The equipment will be used in the first compressor train for the new two-train LNG facility to be constructed in Bintuni Bay Regency, Irian Jaya (Papua) province. A KBR-led consortium is performing engineering, procurement, and construction for the two-train plant.
BP PLC operates the Tangguh LNG project on behalf of partners MI Berau BV (held by Mitsubishi Corp. and Inpex Corp.), CNOOC Ltd., Nippon Oil Exploration Berau, BG International Ltd., KG Cos. (held by Japan National Oil Corp., Kanematsu Corp., and Overseas Petroleum Corp.) and LNG Japan Corp. (held by Nissho Iwai Corp. and Sumitomo Corp.).
GE Oil & Gas will supply the two main refrigerant turbo compressor strings for the compressor train, manufacturing the strings at its facilities in Greenville, SC, and Florence and Massa Carrara, Italy. Shipments are scheduled for delivery in 2005 from Italy. In addition to supplying the equipment, GE Oil & Gas will provide engineering and procurement services, fabrication, packaging, and full-load testing for it.
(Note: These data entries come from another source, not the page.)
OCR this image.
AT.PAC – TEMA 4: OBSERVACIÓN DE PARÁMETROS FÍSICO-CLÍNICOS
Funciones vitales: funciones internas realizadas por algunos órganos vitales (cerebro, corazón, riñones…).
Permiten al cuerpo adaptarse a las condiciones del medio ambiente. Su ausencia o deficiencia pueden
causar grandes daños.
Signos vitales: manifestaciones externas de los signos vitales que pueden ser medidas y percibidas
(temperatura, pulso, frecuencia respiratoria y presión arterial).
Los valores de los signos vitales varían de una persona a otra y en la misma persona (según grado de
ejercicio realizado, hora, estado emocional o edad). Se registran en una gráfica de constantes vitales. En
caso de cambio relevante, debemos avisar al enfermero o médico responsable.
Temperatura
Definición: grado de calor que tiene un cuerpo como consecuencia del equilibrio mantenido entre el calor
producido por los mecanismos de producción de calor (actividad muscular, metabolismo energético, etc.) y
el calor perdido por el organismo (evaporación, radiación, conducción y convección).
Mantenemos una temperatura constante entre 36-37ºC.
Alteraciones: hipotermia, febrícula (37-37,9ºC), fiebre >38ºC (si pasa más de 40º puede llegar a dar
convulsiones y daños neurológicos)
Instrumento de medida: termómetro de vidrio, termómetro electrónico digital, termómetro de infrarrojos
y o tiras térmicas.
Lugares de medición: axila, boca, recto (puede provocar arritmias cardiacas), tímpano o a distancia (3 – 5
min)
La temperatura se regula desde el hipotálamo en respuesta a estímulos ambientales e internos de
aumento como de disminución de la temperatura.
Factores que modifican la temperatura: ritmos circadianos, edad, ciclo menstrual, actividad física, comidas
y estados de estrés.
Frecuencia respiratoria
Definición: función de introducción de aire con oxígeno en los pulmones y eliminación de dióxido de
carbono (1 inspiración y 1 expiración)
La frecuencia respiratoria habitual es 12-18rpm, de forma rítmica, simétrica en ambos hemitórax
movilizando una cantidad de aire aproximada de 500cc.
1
When completed with a second compressor train, the Tangguh LNG facility will have a gas liquefaction capacity of at least 7 million tonnes/year of LNG. Tangguh partners expect to begin LNG production in 2007 to meet supply commitments. Natural gas from offshore fields containing 14.4 tcf of proven natural gas reserves will provide feed for the plant (OGJ Online, May 27, 2003).